Bei eingefleischten IWC-Fans dürfte die Portugieser Yacht Club Chronograph (Ref. 3902) mit Flyback-Funktion besondere Aufmerksamkeit erregen, kombiniert sie doch das elegante Erscheinungsbild der Linie mit der Sportlichkeit einer der erfolgreichsten IWC-Uhren des letzten Jahrhunderts, der Yacht Club. Ihr beträchtliches, 45,4 Millimeter großes Gehäuse aus Edelstahl oder Rotgold, das wasserdicht bis sechs bar ist, umschließt das Kaliber 89360 mit Flybackschaltung und analoger Anzeige der langen Stoppzeiten über zwei Zeiger auf einem Innenzifferblatt. Als einzige Portugieser trägt sie nachleuchtende Zeiger und Indizes auf ihrem Zifferblatt.

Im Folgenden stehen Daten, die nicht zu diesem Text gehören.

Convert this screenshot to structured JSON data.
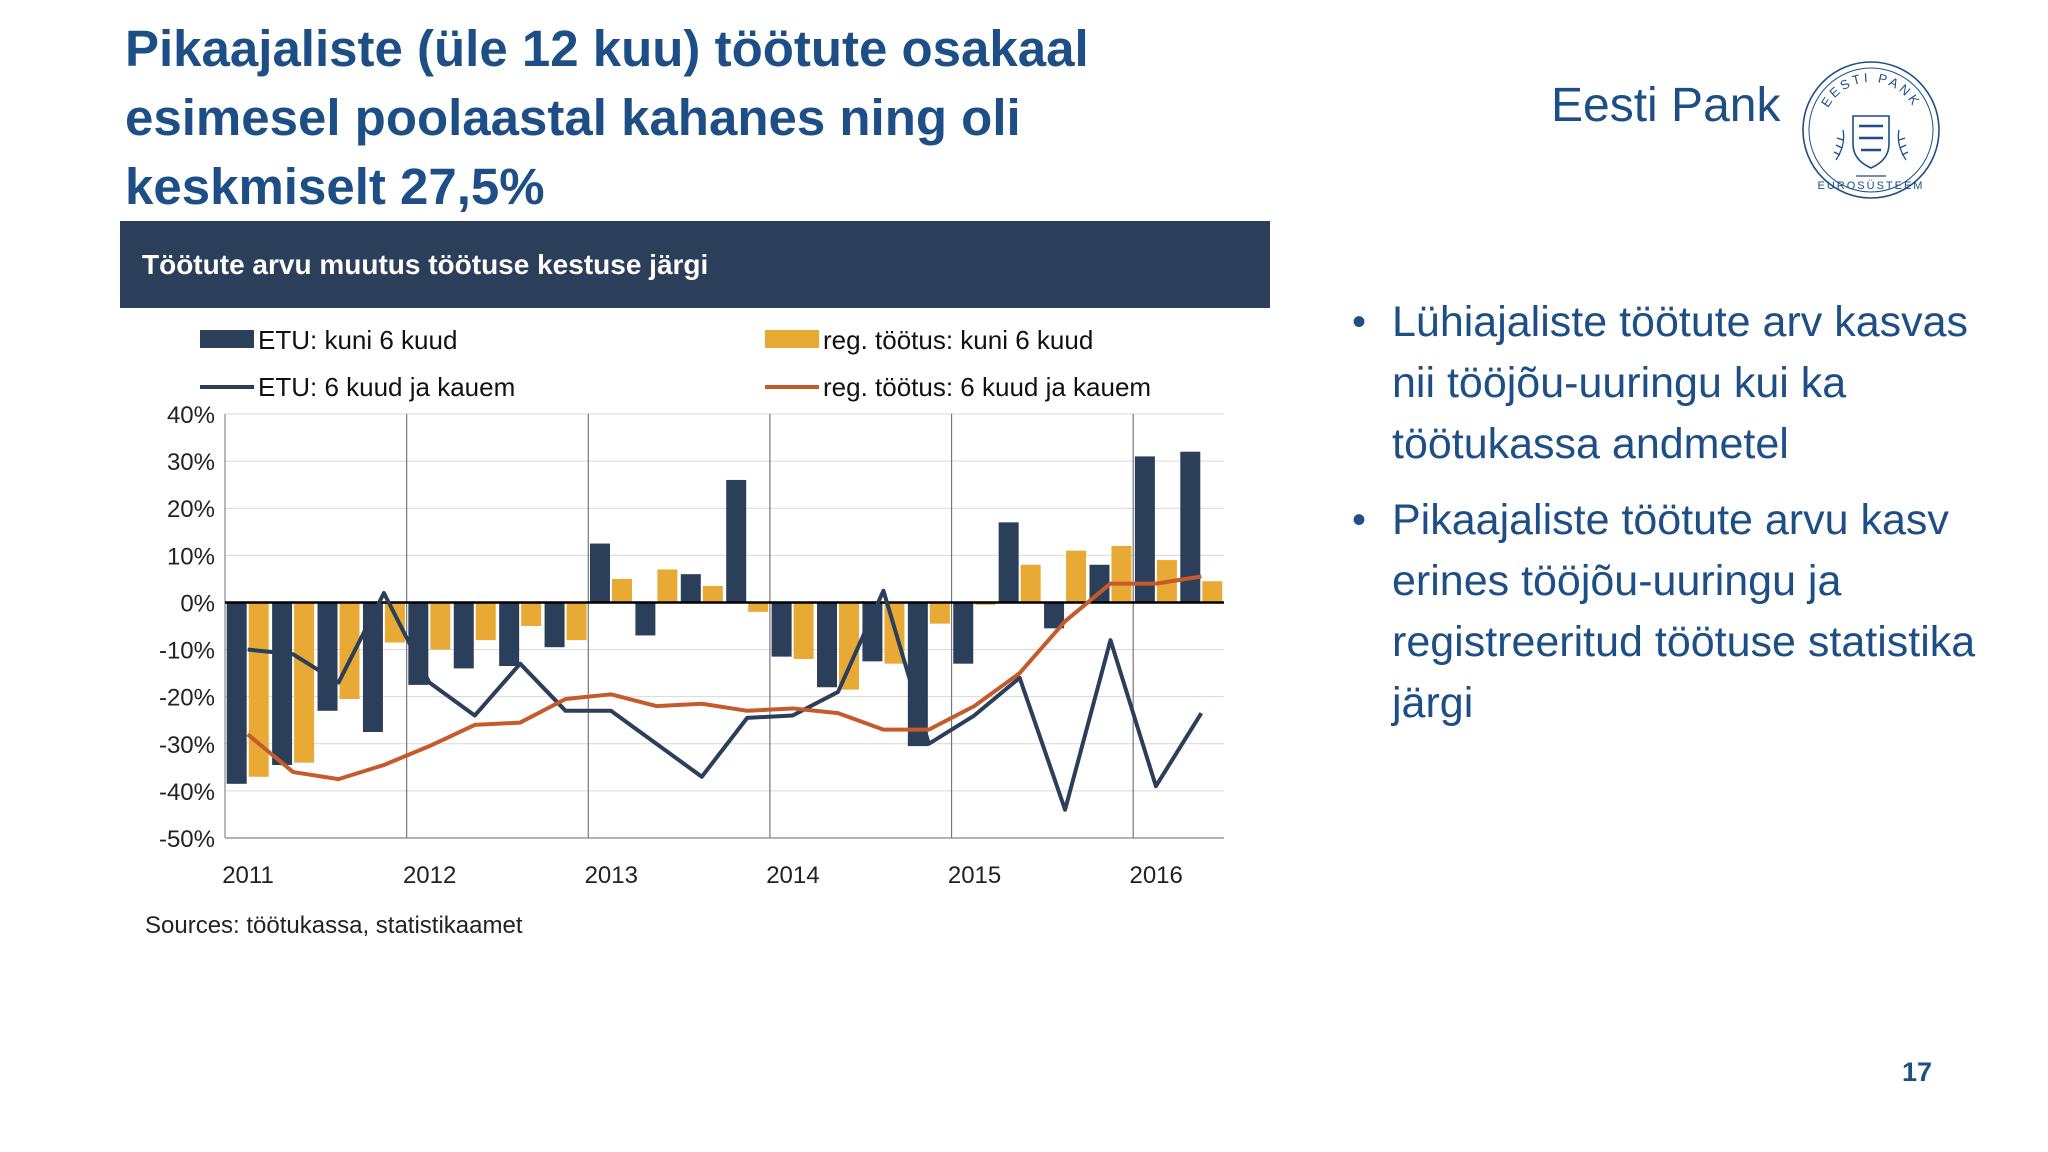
{
  "slide": {
    "title_lines": [
      "Pikaajaliste (üle 12 kuu) töötute osakaal",
      "esimesel  poolaastal kahanes ning oli",
      "keskmiselt 27,5%"
    ],
    "brand": "Eesti Pank",
    "seal_top_text": "EESTI PANK",
    "seal_bottom_text": "EUROSÜSTEEM",
    "chart_header": "Töötute arvu muutus töötuse kestuse järgi",
    "source": "Sources: töötukassa, statistikaamet",
    "bullets": [
      "Lühiajaliste töötute arv kasvas nii tööjõu-uuringu kui ka töötukassa andmetel",
      "Pikaajaliste töötute arvu kasv erines tööjõu-uuringu ja registreeritud töötuse statistika järgi"
    ],
    "page_number": "17"
  },
  "colors": {
    "title": "#1d4f86",
    "header_bg": "#2c3f5a",
    "etu": "#2c3f5a",
    "reg": "#e8a935",
    "reg_line": "#c55a2a"
  },
  "chart_data": {
    "type": "bar+line",
    "title": "Töötute arvu muutus töötuse kestuse järgi",
    "ylim": [
      -50,
      40
    ],
    "yticks": [
      40,
      30,
      20,
      10,
      0,
      -10,
      -20,
      -30,
      -40,
      -50
    ],
    "ytick_labels": [
      "40%",
      "30%",
      "20%",
      "10%",
      "0%",
      "-10%",
      "-20%",
      "-30%",
      "-40%",
      "-50%"
    ],
    "year_labels": [
      "2011",
      "2012",
      "2013",
      "2014",
      "2015",
      "2016"
    ],
    "periods_per_year": 4,
    "n_periods": 22,
    "grid": true,
    "legend_placement": "top",
    "series": [
      {
        "name": "ETU: kuni 6 kuud",
        "kind": "bar",
        "color": "#2c3f5a",
        "values": [
          -38.5,
          -34.5,
          -23,
          -27.5,
          -17.5,
          -14,
          -13.5,
          -9.5,
          12.5,
          -7,
          6,
          26,
          -11.5,
          -18,
          -12.5,
          -30.5,
          -13,
          17,
          -5.5,
          8,
          31,
          32
        ]
      },
      {
        "name": "reg. töötus: kuni 6 kuud",
        "kind": "bar",
        "color": "#e8a935",
        "values": [
          -37,
          -34,
          -20.5,
          -8.5,
          -10,
          -8,
          -5,
          -8,
          5,
          7,
          3.5,
          -2,
          -12,
          -18.5,
          -13,
          -4.5,
          -0.5,
          8,
          11,
          12,
          9,
          4.5
        ]
      },
      {
        "name": "ETU: 6 kuud ja kauem",
        "kind": "line",
        "color": "#2c3f5a",
        "values": [
          -10,
          -11,
          -17,
          2,
          -17,
          -24,
          -13,
          -23,
          -23,
          -30,
          -37,
          -24.5,
          -24,
          -19,
          2.5,
          -30,
          -24,
          -16,
          -44,
          -8,
          -39,
          -23.5
        ]
      },
      {
        "name": "reg. töötus: 6 kuud ja kauem",
        "kind": "line",
        "color": "#c55a2a",
        "values": [
          -28,
          -36,
          -37.5,
          -34.5,
          -30.5,
          -26,
          -25.5,
          -20.5,
          -19.5,
          -22,
          -21.5,
          -23,
          -22.5,
          -23.5,
          -27,
          -27,
          -22,
          -15,
          -4,
          4,
          4,
          5.5
        ]
      }
    ]
  }
}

Der Portugieser Chronograph (Ref. 3714) in Edelstahl aus dem Jahre 1998 gilt als Klassiker. Sie ist aktuell in einer neuen Stahlvariante mit Argenté-Zifferblatt und rosévergoldeten Zeigern und Ziffern erhältlich.
Mit der Portugieser Handaufzug erscheint im Jahr 2010 schließlich die wohl stilechteste Neuauflage des Originals, die das minimalistische Schönheitskonzept der Uhrenikone nicht besser verkörpern könnte, denn ihr Äußeres ist direkt vom Ursprungsmodell inspiriert. In ihrem 44 Millimeter großen Edelstahlgehäuse tickt wie im Original ein großes, sehr präzises Handaufzugswerk, das Cal. 98295 mit Stilzitaten der ersten Jones-Werke, wie der Dreiviertelbrücke aus Neusilber und dem überlangen Rückerzeiger zur Feineinstellung. Und auf ihrem Argenté oder schwarzen Zifferblatt mit vergoldeten Indizes und Zeigern sowie der charakteristischen Eisenbahnminuterie setzt sich lediglich die Kleine Sekunde groß in Szene.